MN is infrequently observed in hematologic malignancies. If it occurs, then in decreasing order of frequency, chronic lymphocytic leukemia, non-Hodgkin lymphoma, or Hodgkin lymphoma is in the background [9, 12, 13]. Cases of concurrent MN and acute leukemia are exceptional [14,15]. Here, we present an adult patient with T-cell acute lymphoblastic leukemia (T-ALL) and concurrent MN, in whom the clinicopathologic features indicated a causal association between the two diseases. To the best of our knowledge, no similar case has been published in the English medical literature in the past two decades.
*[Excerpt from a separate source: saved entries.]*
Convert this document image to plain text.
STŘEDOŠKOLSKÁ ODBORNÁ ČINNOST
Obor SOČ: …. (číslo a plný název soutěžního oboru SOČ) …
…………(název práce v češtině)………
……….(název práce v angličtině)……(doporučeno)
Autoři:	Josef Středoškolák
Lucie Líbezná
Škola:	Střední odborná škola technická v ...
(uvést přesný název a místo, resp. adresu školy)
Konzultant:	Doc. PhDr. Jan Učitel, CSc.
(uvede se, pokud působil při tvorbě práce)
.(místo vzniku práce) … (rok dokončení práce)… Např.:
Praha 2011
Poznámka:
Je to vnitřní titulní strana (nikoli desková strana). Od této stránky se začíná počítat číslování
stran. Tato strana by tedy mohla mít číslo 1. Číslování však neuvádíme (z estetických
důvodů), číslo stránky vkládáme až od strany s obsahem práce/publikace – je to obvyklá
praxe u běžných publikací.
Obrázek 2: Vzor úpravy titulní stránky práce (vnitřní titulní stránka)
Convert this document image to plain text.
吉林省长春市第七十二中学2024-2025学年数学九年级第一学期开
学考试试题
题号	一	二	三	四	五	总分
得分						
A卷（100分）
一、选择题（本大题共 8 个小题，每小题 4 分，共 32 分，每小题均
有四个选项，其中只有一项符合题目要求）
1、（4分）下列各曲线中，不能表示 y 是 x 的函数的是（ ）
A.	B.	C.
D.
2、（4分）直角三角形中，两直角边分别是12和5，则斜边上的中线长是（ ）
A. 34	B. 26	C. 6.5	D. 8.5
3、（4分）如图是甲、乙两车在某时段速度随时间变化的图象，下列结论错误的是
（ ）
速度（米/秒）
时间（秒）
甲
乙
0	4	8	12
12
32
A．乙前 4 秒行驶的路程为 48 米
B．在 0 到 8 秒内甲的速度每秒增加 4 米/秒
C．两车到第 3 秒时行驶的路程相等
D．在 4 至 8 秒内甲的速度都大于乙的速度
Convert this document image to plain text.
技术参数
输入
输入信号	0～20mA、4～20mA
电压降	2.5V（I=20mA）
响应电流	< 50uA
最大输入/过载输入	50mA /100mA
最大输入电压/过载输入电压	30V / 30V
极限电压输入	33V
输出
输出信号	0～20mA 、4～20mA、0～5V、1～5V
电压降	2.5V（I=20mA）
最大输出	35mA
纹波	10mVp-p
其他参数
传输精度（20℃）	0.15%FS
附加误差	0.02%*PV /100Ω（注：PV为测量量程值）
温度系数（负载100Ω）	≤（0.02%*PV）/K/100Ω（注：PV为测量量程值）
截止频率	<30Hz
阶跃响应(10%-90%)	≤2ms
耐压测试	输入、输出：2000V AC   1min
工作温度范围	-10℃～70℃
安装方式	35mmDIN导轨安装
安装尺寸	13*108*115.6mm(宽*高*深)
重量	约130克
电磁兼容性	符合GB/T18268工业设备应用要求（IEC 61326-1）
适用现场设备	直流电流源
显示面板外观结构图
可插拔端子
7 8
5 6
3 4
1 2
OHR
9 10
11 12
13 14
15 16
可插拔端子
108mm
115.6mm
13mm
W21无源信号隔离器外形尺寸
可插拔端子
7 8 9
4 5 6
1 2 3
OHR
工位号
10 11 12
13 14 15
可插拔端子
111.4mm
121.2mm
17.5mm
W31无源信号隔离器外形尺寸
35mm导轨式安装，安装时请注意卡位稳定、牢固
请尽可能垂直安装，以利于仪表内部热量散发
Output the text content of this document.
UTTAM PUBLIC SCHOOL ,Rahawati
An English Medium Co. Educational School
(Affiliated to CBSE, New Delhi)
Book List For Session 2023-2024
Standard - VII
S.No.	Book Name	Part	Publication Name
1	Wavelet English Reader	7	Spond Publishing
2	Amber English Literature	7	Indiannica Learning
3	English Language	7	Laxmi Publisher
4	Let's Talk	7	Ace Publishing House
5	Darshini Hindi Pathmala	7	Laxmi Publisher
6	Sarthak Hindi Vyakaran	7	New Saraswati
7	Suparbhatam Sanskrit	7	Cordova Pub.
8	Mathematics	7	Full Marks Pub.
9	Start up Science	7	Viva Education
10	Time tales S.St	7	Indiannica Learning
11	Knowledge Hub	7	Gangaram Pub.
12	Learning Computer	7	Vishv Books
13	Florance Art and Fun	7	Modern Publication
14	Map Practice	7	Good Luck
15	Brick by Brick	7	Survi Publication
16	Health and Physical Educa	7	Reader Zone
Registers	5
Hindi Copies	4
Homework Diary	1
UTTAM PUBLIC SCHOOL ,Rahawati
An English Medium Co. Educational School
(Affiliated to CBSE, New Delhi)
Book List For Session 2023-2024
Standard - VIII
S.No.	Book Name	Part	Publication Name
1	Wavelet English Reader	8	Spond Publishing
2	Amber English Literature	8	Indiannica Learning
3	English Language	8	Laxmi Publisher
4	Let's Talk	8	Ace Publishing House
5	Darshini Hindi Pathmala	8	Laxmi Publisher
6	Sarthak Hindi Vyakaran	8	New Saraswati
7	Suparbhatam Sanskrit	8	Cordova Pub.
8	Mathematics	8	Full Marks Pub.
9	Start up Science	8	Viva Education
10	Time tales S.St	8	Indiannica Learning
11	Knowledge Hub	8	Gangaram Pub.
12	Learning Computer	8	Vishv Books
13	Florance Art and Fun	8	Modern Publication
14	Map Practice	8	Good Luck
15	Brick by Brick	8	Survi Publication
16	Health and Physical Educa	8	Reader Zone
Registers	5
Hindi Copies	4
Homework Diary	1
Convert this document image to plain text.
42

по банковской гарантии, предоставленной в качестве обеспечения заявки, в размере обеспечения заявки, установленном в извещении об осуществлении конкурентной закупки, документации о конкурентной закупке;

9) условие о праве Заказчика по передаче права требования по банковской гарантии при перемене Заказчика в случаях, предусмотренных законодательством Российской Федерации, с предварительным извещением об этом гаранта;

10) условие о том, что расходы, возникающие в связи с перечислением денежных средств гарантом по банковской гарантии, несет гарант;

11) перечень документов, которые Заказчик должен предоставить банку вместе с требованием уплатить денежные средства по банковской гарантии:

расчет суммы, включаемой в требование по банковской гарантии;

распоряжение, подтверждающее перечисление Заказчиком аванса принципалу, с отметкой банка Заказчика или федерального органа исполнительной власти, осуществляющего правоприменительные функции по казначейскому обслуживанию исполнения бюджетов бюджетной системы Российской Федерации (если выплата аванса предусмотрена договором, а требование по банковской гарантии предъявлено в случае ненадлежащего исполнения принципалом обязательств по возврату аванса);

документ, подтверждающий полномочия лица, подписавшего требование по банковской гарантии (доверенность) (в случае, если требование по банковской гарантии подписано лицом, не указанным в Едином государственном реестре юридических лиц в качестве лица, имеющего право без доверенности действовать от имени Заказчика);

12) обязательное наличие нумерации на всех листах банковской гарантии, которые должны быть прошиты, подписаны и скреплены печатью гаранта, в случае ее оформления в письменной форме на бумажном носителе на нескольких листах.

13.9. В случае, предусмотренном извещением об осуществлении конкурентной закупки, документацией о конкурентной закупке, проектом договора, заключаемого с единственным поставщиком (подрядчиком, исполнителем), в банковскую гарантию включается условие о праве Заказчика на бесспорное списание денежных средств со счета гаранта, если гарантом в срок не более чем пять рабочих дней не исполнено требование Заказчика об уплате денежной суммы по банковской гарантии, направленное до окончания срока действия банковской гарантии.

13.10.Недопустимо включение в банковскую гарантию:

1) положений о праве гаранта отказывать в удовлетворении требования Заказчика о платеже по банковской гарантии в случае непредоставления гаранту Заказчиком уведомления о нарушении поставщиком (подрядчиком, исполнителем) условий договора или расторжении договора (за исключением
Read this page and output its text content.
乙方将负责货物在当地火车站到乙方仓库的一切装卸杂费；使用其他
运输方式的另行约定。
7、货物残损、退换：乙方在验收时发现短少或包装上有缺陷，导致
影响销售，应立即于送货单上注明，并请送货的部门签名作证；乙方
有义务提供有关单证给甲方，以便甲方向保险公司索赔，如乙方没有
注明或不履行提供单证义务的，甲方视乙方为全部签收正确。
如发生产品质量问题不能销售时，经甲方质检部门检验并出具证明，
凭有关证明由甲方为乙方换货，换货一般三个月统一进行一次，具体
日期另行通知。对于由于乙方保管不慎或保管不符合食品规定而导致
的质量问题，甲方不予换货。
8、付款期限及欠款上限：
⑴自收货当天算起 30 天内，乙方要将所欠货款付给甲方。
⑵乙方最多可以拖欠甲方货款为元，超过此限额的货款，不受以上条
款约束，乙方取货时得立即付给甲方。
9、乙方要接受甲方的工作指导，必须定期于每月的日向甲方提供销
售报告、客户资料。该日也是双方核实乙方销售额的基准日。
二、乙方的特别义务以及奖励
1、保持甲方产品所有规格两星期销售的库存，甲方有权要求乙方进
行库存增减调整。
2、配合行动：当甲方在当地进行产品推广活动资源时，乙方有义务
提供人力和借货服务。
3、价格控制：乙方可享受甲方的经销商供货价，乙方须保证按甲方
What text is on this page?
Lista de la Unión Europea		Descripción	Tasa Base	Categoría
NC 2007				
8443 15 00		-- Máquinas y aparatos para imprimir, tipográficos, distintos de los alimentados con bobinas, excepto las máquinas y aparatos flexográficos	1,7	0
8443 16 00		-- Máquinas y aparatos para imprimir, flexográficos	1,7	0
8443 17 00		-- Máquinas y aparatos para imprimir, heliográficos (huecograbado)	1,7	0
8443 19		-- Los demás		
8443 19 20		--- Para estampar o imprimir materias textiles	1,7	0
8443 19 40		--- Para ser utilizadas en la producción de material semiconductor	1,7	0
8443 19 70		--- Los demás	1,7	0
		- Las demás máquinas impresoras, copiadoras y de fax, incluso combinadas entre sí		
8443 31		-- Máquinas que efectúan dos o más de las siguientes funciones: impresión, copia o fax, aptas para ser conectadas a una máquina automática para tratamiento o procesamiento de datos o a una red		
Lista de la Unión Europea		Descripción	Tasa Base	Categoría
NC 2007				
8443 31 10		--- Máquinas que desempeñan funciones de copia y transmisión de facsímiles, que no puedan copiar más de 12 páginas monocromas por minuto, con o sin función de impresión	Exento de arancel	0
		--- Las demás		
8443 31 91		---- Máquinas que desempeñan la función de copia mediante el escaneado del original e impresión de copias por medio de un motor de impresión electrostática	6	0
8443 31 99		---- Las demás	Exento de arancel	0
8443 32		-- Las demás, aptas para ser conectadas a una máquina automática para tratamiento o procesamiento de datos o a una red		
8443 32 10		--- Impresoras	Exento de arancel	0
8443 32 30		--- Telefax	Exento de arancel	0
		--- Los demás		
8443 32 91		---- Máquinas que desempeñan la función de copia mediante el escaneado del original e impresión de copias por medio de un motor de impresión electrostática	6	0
The clinical course of the disease is summarized in Figure 1. September XXX year: A 58-year-old Caucasian woman was admitted to the Emergency Department of the Albert SzentGyörgyi Health Centre, University of Szeged because of generalized weakness, myalgias, and symptoms of sinusitis. 14 months earlier, an estrogen receptor and a progesterone receptor positive, and HER2 negative invasive breast carcinoma of no special type was diagnosed. Resection of the tumor and dissection of the axillary sentinel lymph node was performed (stage pT2N1), followed by local radiotherapy and long-term administration of aromatase inhibitor anastrozole; afterwards she was on anti-estrogenic treatment until her death. The renal functional parameters checked before mammography did not indicate any alarming chronic renal disease. The oncological follow-up in the sixth month did not reveal any abnormalities in the blood picture and renal function, and in the tenth month there were no signs of any recurrence or metastatic disease.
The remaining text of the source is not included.